The fruits of the spirit are love, joy, peace, patience, gentleness, goodness, faith, kindness, and self-control. While empathy is not explicitly mentioned, it is far easier to imagine it as part of the list than "adroitness at factual recall" or "tendency to lash out violently upon provocation." Those are the traits that Jesus' presence within us provides, whether we are male or female, and yet they look nothing like the masculinity that our culture lauds, or that you laud in the chapter I am discussing. They are the traits that, as wives, sisters, mothers, daughters, and friends, we should seek to encourage and admire in the men around us. In many ways, taking on those traits in a world that demands the exact opposite from men for them to be "real men" is a greater challenge than avoiding the temptations of sex and lust. And yet, the battle against lust is given so much more attention and validation than the battle to enact the fruits in a culture that asks men to deny those very traits. That is why I cannot help but think that many of your complaints in that chapter have less to do with either a desire to improve marriage relationships or a true contemplation of Christian manhood but rather a desire to grind axes with feminists and liberals and to encourage your readers to adopt right-wing views about gender, regardless of how well they actually conform to the example and teachings of Jesus.
I thank God that Jesus not only revealed God's amazing love to us, but also freed us from the shackles of the identities set for us by the "principalities and powers," among them the institutions that tell men that they must be violent, quick to anger, aggressive, militant, and without empathy.
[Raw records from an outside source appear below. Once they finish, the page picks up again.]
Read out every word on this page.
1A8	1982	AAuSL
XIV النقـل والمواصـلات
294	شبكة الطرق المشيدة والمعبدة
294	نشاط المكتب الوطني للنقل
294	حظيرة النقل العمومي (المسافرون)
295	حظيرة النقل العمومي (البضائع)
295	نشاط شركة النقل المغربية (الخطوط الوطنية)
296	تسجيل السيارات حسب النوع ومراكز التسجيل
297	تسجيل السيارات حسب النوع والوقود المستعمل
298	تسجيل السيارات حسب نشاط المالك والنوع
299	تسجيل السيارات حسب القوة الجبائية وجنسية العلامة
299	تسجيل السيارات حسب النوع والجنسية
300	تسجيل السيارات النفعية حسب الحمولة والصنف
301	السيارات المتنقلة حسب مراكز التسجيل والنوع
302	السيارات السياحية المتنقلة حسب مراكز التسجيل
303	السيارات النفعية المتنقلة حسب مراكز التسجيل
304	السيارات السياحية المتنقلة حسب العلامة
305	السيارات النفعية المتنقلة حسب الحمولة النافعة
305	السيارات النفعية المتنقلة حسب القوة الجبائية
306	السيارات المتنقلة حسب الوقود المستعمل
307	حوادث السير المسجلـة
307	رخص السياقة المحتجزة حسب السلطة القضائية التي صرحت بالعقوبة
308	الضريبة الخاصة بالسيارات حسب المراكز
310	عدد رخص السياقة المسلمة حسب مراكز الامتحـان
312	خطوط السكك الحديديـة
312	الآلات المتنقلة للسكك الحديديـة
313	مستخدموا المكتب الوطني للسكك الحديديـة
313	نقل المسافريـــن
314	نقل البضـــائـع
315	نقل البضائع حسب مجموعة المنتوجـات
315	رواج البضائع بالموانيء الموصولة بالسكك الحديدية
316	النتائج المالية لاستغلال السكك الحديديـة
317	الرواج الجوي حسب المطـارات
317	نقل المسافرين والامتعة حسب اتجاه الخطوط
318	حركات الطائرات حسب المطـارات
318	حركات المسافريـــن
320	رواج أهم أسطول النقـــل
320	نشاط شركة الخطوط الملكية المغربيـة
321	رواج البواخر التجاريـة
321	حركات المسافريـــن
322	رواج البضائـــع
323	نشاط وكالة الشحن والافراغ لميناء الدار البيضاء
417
It is unfortunate that, today, the church--or at least some branches of it--is among the principalities and powers still promulgating those identities.
I pray that you take what I have written in the spirit it is intended, from someone who appreciates very much the work you have done and the wonderful advice you've given, but is deeply troubled by one particular section, in which I was left feeling like the spirit of grace and truth so evident in the rest of the book was lacking.